Dynamic Equilibrium -- Acceleration of a rock thrown from a bridge

[Dman0500]

Homework Statement:

A rock is thrown from a bridge at an angle 30° below horizontal. Immediately after the rock is released, is the magnitude of its acceleration greater than, less than, or equal to g? Explain.

Relevant Equations:

Conceptual

I know the acceleration of the rock is equal to g, but why. If we neglect air resistance, what is actually making the rock fall? Wouldn't it be that g overcomes the acceleration of the y plane at some point so the rock starts coming down or in this case accelerate more by throwing below 0 degrees?

 

What are forces on the rock?

 

[Dman0500]

I suppose just g and a(y-axis)

 

I suppose just g and a(y-axis)

There is a weight force, of magnitude $mg$, acting downward. That is the only force! "$a$" is not a force, it is an acceleration!

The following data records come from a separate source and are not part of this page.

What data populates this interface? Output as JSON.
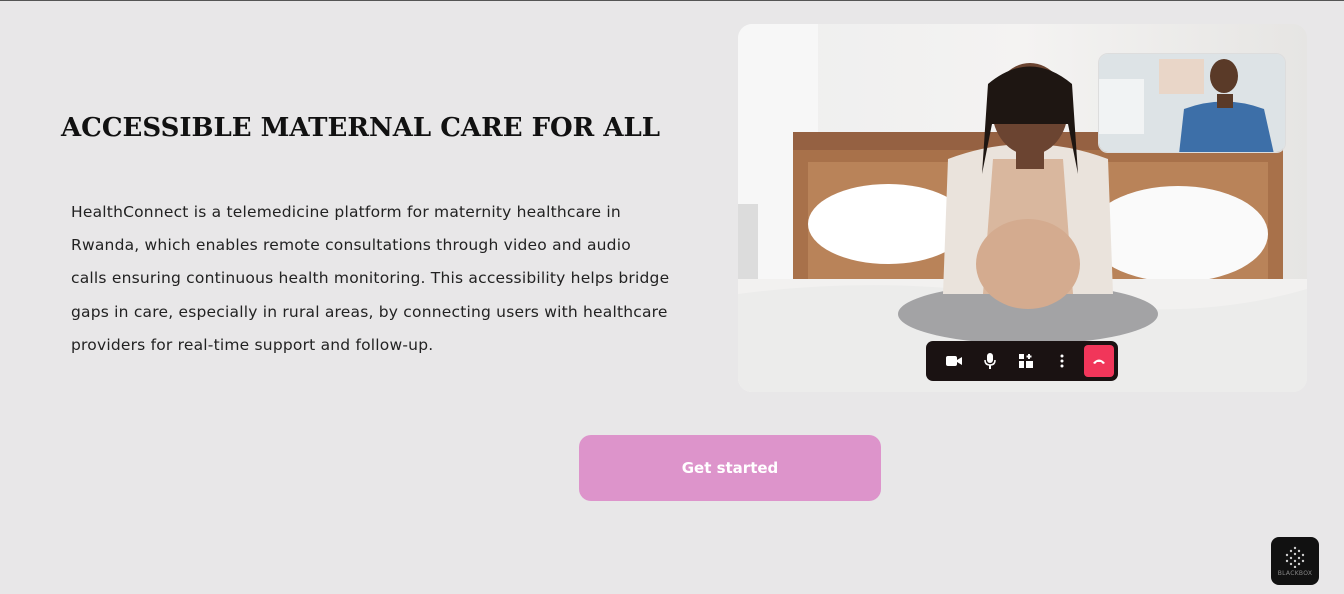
{
  "hero": {
    "headline": "ACCESSIBLE MATERNAL CARE FOR ALL",
    "description": "HealthConnect  is a telemedicine platform for maternity healthcare in Rwanda, which enables remote consultations through video and audio calls ensuring continuous health monitoring. This accessibility helps bridge gaps in care, especially in rural areas, by connecting users with healthcare providers for real-time support and follow-up."
  },
  "video_call": {
    "controls": [
      "video-camera-icon",
      "microphone-icon",
      "add-participant-icon",
      "more-options-icon",
      "end-call-icon"
    ],
    "end_call_color": "#f1365a"
  },
  "cta": {
    "label": "Get started",
    "color": "#dd94cb"
  },
  "badge": {
    "label": "BLACKBOX"
  },
  "colors": {
    "background": "#e8e7e8",
    "text": "#111111"
  }
}
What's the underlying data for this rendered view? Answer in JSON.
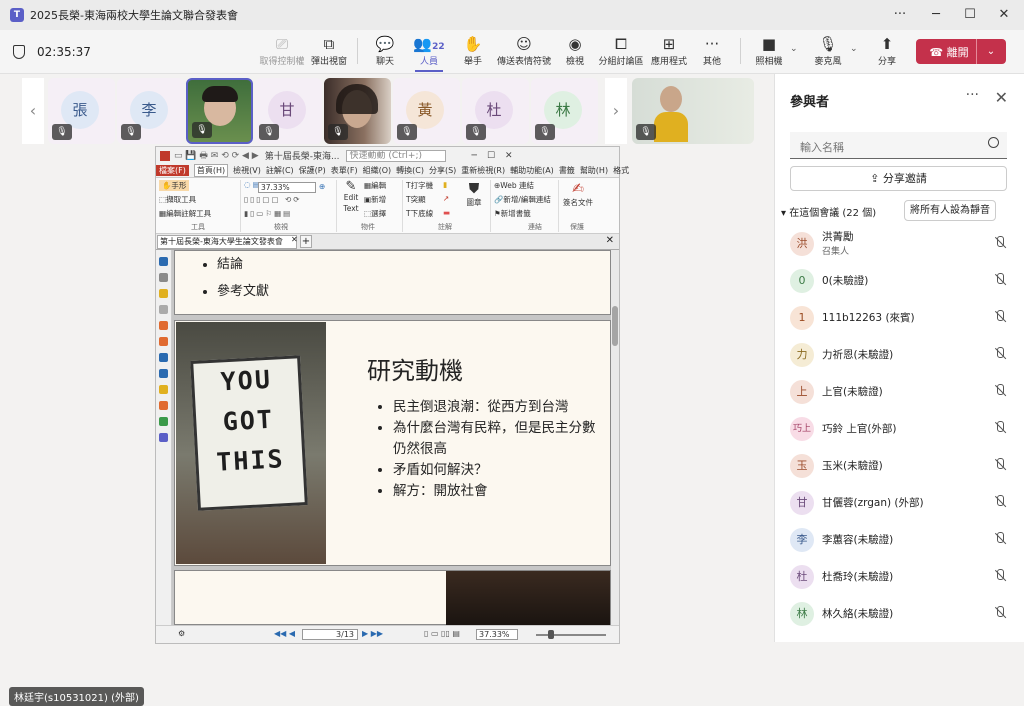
{
  "window": {
    "title": "2025長榮-東海兩校大學生論文聯合發表會",
    "more": "···",
    "minimize": "─",
    "maximize": "☐",
    "close": "✕"
  },
  "meeting": {
    "timer": "02:35:37"
  },
  "toolbar": {
    "items": [
      {
        "label": "取得控制權",
        "icon": "cast"
      },
      {
        "label": "彈出視窗",
        "icon": "popout"
      },
      {
        "label": "聊天",
        "icon": "chat"
      },
      {
        "label": "人員",
        "icon": "people",
        "count": "22"
      },
      {
        "label": "舉手",
        "icon": "hand"
      },
      {
        "label": "傳送表情符號",
        "icon": "emoji"
      },
      {
        "label": "檢視",
        "icon": "view"
      },
      {
        "label": "分組討論區",
        "icon": "rooms"
      },
      {
        "label": "應用程式",
        "icon": "apps"
      },
      {
        "label": "其他",
        "icon": "more"
      },
      {
        "label": "照相機",
        "icon": "camera"
      },
      {
        "label": "麥克風",
        "icon": "mic"
      },
      {
        "label": "分享",
        "icon": "share"
      }
    ],
    "leave_label": "離開"
  },
  "tiles": [
    {
      "initial": "張",
      "bg": "#dfe8f5",
      "fg": "#3a5a8c"
    },
    {
      "initial": "李",
      "bg": "#dfe8f5",
      "fg": "#3a5a8c"
    },
    {
      "initial": "",
      "video": true
    },
    {
      "initial": "甘",
      "bg": "#ecdff0",
      "fg": "#6b4a7a"
    },
    {
      "initial": "",
      "video": true
    },
    {
      "initial": "黃",
      "bg": "#f5e6d8",
      "fg": "#8a5a2a"
    },
    {
      "initial": "杜",
      "bg": "#ecdff0",
      "fg": "#6b4a7a"
    },
    {
      "initial": "林",
      "bg": "#dff0e2",
      "fg": "#3b7a45"
    },
    {
      "initial": "",
      "video": true
    }
  ],
  "nav": {
    "prev": "‹",
    "next": "›"
  },
  "shared": {
    "app_title": "第十屆長榮-東海...",
    "app_search": "快速動動 (Ctrl+;)",
    "ribbon_tabs": [
      "檔案(F)",
      "首頁(H)",
      "檢視(V)",
      "註解(C)",
      "保護(P)",
      "表單(F)",
      "組織(O)",
      "轉換(C)",
      "分享(S)",
      "重新檢視(R)",
      "輔助功能(A)",
      "書籤",
      "幫助(H)",
      "格式"
    ],
    "ribbon": {
      "hand": "手形",
      "select_tool": "擷取工具",
      "edit_annot": "編輯註解工具",
      "group_tools": "工具",
      "zoom": "37.33%",
      "group_view": "檢視",
      "edit_text": "Edit Text",
      "edit": "編輯",
      "add": "新增",
      "choose": "選擇",
      "group_objects": "物件",
      "typewriter": "打字機",
      "highlight": "突顯",
      "underline": "下底線",
      "stamp": "圖章",
      "group_comment": "註解",
      "web_link": "Web 連結",
      "add_edit_link": "新增/編輯連結",
      "add_bookmark": "新增書籤",
      "group_links": "連結",
      "sign_doc": "簽名文件",
      "group_protect": "保護"
    },
    "doc_tab": "第十屆長榮-東海大學生論文發表會",
    "page_top_items": [
      "結論",
      "參考文獻"
    ],
    "slide_title": "研究動機",
    "slide_bullets": [
      "民主倒退浪潮：從西方到台灣",
      "為什麼台灣有民粹，但是民主分數仍然很高",
      "矛盾如何解決？",
      "解方：開放社會"
    ],
    "photo_lines": [
      "YOU",
      "GOT",
      "THIS"
    ],
    "status": {
      "page": "3/13",
      "zoom": "37.33%"
    }
  },
  "presenter_label": "林廷宇(s10531021) (外部)",
  "panel": {
    "title": "參與者",
    "search_placeholder": "輸入名稱",
    "invite_label": "分享邀請",
    "section_label": "在這個會議 (22 個)",
    "mute_all_label": "將所有人設為靜音",
    "people": [
      {
        "initial": "洪",
        "name": "洪菁勵",
        "role": "召集人",
        "bg": "#f5e0d8",
        "fg": "#9a4a2a"
      },
      {
        "initial": "0",
        "name": "0(未驗證)",
        "role": "",
        "bg": "#dff0e2",
        "fg": "#3b7a45"
      },
      {
        "initial": "1",
        "name": "111b12263 (來賓)",
        "role": "",
        "bg": "#f8e4d6",
        "fg": "#9a4a20"
      },
      {
        "initial": "力",
        "name": "力祈恩(未驗證)",
        "role": "",
        "bg": "#f5ecd5",
        "fg": "#8a6a20"
      },
      {
        "initial": "上",
        "name": "上官(未驗證)",
        "role": "",
        "bg": "#f5e0d8",
        "fg": "#9a4a2a"
      },
      {
        "initial": "巧上",
        "name": "巧鈴 上官(外部)",
        "role": "",
        "bg": "#f8dce6",
        "fg": "#a03a60"
      },
      {
        "initial": "玉",
        "name": "玉米(未驗證)",
        "role": "",
        "bg": "#f5e0d8",
        "fg": "#9a4a2a"
      },
      {
        "initial": "甘",
        "name": "甘儷蓉(zrgan) (外部)",
        "role": "",
        "bg": "#ecdff0",
        "fg": "#6b4a7a"
      },
      {
        "initial": "李",
        "name": "李蕙容(未驗證)",
        "role": "",
        "bg": "#dfe8f5",
        "fg": "#3a5a8c"
      },
      {
        "initial": "杜",
        "name": "杜喬玲(未驗證)",
        "role": "",
        "bg": "#ecdff0",
        "fg": "#6b4a7a"
      },
      {
        "initial": "林",
        "name": "林久絡(未驗證)",
        "role": "",
        "bg": "#dff0e2",
        "fg": "#3b7a45"
      }
    ]
  }
}
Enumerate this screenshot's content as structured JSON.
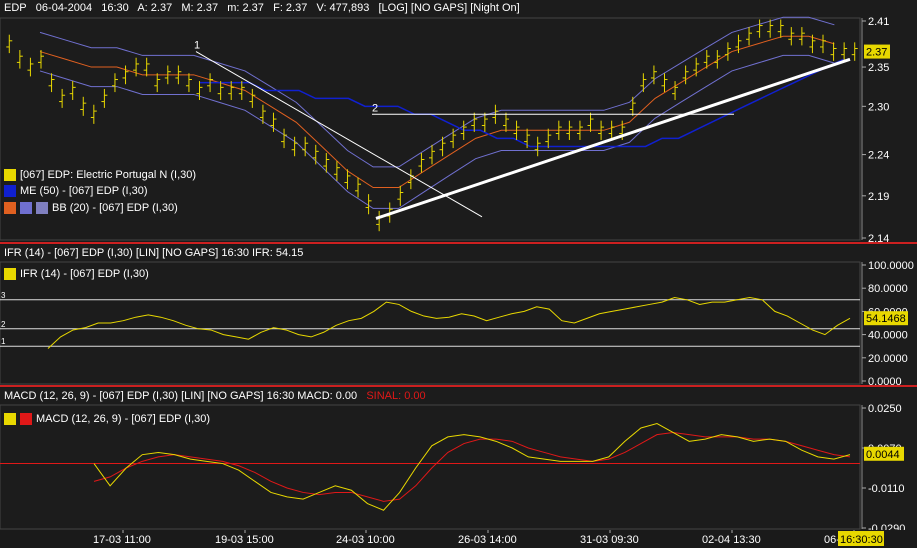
{
  "header": {
    "ticker": "EDP",
    "date": "06-04-2004",
    "time": "16:30",
    "a": "A: 2.37",
    "m": "M: 2.37",
    "min": "m: 2.37",
    "f": "F: 2.37",
    "v": "V: 477,893",
    "flags": "[LOG] [NO GAPS] [Night On]"
  },
  "price_pane": {
    "legend": [
      {
        "label": "[067] EDP: Electric Portugal N (I,30)",
        "colors": [
          "#e8d800"
        ]
      },
      {
        "label": "ME (50)  - [067] EDP (I,30)",
        "colors": [
          "#1020d0"
        ]
      },
      {
        "label": "BB (20)  - [067] EDP (I,30)",
        "colors": [
          "#e06020",
          "#7070d0",
          "#8080c0"
        ]
      }
    ],
    "trendline_labels": [
      "1",
      "2"
    ],
    "last_price_tag": "2.37"
  },
  "rsi_pane": {
    "header": "IFR (14)  - [067] EDP (I,30) [LIN] [NO GAPS]   16:30  IFR: 54.15",
    "legend": "IFR (14)  - [067] EDP (I,30)",
    "level_labels": [
      "3",
      "2",
      "1"
    ],
    "value_tag": "54.1468"
  },
  "macd_pane": {
    "header": "MACD (12, 26, 9)  - [067] EDP (I,30) [LIN] [NO GAPS]   16:30  MACD: 0.00",
    "signal_text": "SINAL: 0.00",
    "legend": "MACD (12, 26, 9)  - [067] EDP (I,30)",
    "value_tag": "0.0044"
  },
  "x_axis": {
    "labels": [
      "17-03 11:00",
      "19-03 15:00",
      "24-03 10:00",
      "26-03 14:00",
      "31-03 09:30",
      "02-04 13:30",
      "06-04"
    ],
    "current": "16:30:30"
  },
  "colors": {
    "price_bars": "#e8d800",
    "ma50": "#1020d0",
    "bb_mid": "#e06020",
    "bb_band": "#7070d0",
    "trendline": "#ffffff",
    "rsi": "#e8d800",
    "macd": "#e8d800",
    "signal": "#e01818",
    "separator": "#cc2020"
  },
  "chart_data": [
    {
      "type": "bar",
      "title": "EDP 30-minute OHLC",
      "scale": "log",
      "ylim": [
        2.14,
        2.41
      ],
      "yticks": [
        2.14,
        2.19,
        2.24,
        2.3,
        2.35,
        2.41
      ],
      "xticks": [
        "17-03 11:00",
        "19-03 15:00",
        "24-03 10:00",
        "26-03 14:00",
        "31-03 09:30",
        "02-04 13:30",
        "06-04"
      ],
      "series": [
        {
          "name": "[067] EDP: Electric Portugal N (I,30)",
          "values": [
            2.38,
            2.36,
            2.35,
            2.36,
            2.33,
            2.31,
            2.32,
            2.3,
            2.29,
            2.31,
            2.33,
            2.34,
            2.35,
            2.35,
            2.33,
            2.34,
            2.34,
            2.33,
            2.32,
            2.33,
            2.32,
            2.32,
            2.32,
            2.31,
            2.29,
            2.28,
            2.26,
            2.25,
            2.25,
            2.24,
            2.23,
            2.22,
            2.21,
            2.2,
            2.18,
            2.16,
            2.17,
            2.19,
            2.21,
            2.23,
            2.24,
            2.25,
            2.26,
            2.27,
            2.28,
            2.28,
            2.29,
            2.28,
            2.27,
            2.26,
            2.25,
            2.26,
            2.27,
            2.27,
            2.27,
            2.28,
            2.27,
            2.27,
            2.27,
            2.3,
            2.33,
            2.34,
            2.33,
            2.32,
            2.34,
            2.35,
            2.36,
            2.36,
            2.37,
            2.38,
            2.39,
            2.4,
            2.4,
            2.4,
            2.39,
            2.39,
            2.38,
            2.38,
            2.37,
            2.37,
            2.37
          ]
        },
        {
          "name": "ME (50)  - [067] EDP (I,30)",
          "values": [
            2.33,
            2.33,
            2.33,
            2.33,
            2.32,
            2.32,
            2.32,
            2.31,
            2.31,
            2.31,
            2.3,
            2.3,
            2.3,
            2.29,
            2.29,
            2.28,
            2.27,
            2.27,
            2.26,
            2.26,
            2.25,
            2.25,
            2.25,
            2.25,
            2.25,
            2.25,
            2.25,
            2.25,
            2.26,
            2.26,
            2.27,
            2.28,
            2.29,
            2.3,
            2.31,
            2.32,
            2.33,
            2.34,
            2.35,
            2.36
          ]
        },
        {
          "name": "BB (20)  - [067] EDP (I,30)",
          "values": [
            2.37,
            2.36,
            2.35,
            2.35,
            2.34,
            2.34,
            2.34,
            2.33,
            2.32,
            2.3,
            2.28,
            2.25,
            2.22,
            2.2,
            2.2,
            2.22,
            2.24,
            2.26,
            2.27,
            2.27,
            2.27,
            2.27,
            2.27,
            2.28,
            2.31,
            2.33,
            2.35,
            2.37,
            2.38,
            2.39,
            2.39,
            2.38
          ]
        }
      ],
      "annotations": [
        "1",
        "2"
      ]
    },
    {
      "type": "line",
      "title": "IFR (14)",
      "ylim": [
        0,
        100
      ],
      "yticks": [
        0,
        20,
        40,
        60,
        80,
        100
      ],
      "series": [
        {
          "name": "IFR (14)  - [067] EDP (I,30)",
          "values": [
            28,
            38,
            44,
            46,
            50,
            50,
            52,
            55,
            57,
            55,
            52,
            48,
            45,
            44,
            40,
            38,
            36,
            42,
            46,
            44,
            40,
            38,
            42,
            48,
            52,
            54,
            60,
            68,
            66,
            60,
            56,
            54,
            55,
            58,
            56,
            52,
            55,
            58,
            60,
            64,
            62,
            52,
            50,
            54,
            58,
            60,
            62,
            64,
            66,
            68,
            72,
            70,
            66,
            68,
            68,
            70,
            72,
            70,
            60,
            56,
            50,
            44,
            40,
            48,
            54
          ]
        }
      ]
    },
    {
      "type": "line",
      "title": "MACD (12, 26, 9)",
      "ylim": [
        -0.029,
        0.025
      ],
      "yticks": [
        -0.029,
        -0.011,
        0.0044,
        0.007,
        0.025
      ],
      "series": [
        {
          "name": "MACD (12, 26, 9)  - [067] EDP (I,30)",
          "values": [
            0.0,
            -0.01,
            -0.002,
            0.004,
            0.005,
            0.004,
            0.002,
            0.001,
            0.0,
            -0.003,
            -0.008,
            -0.013,
            -0.015,
            -0.016,
            -0.013,
            -0.01,
            -0.012,
            -0.018,
            -0.021,
            -0.013,
            -0.002,
            0.008,
            0.012,
            0.013,
            0.012,
            0.01,
            0.007,
            0.003,
            0.002,
            0.001,
            0.001,
            0.001,
            0.003,
            0.01,
            0.016,
            0.018,
            0.014,
            0.01,
            0.011,
            0.013,
            0.012,
            0.01,
            0.011,
            0.01,
            0.006,
            0.003,
            0.002,
            0.004
          ]
        },
        {
          "name": "SINAL",
          "values": [
            -0.008,
            -0.006,
            -0.002,
            0.001,
            0.003,
            0.004,
            0.003,
            0.002,
            0.001,
            -0.001,
            -0.004,
            -0.008,
            -0.011,
            -0.013,
            -0.014,
            -0.013,
            -0.013,
            -0.015,
            -0.017,
            -0.016,
            -0.01,
            -0.002,
            0.005,
            0.009,
            0.011,
            0.011,
            0.01,
            0.007,
            0.005,
            0.003,
            0.002,
            0.001,
            0.002,
            0.005,
            0.009,
            0.013,
            0.014,
            0.013,
            0.012,
            0.012,
            0.012,
            0.011,
            0.011,
            0.01,
            0.008,
            0.006,
            0.004,
            0.003
          ]
        }
      ]
    }
  ]
}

What is Newton's second law?

 

[Dman0500]

Alright I get it now!
alright so when something is thrown upward, there is still only g?

 

Alright I get it now!
alright so when something is thrown upward, there is still only g?

Yes, something undergoing free-fall (only force is the gravitational $m\vec{g}$) will accelerate at $\vec{g}$. Make sure you are clear to distinguish forces from accelerations!

The result follows from Newton's first law; the net force is $m\vec{g}$, and Newton tells us that $m\vec{g} = m\vec{a}$. So $\vec{a} = \vec{g}$.

If you throw something downward, it has an initial downward component of velocity. However the acceleration is still just $\vec{g}$!

 

[Dman0500]

Make way more sense thank you

 

No problem. If you are ever in doubt about similar matters, draw a diagram! Draw the forces on the diagram, and then use $\vec{F} = m\vec{a}$.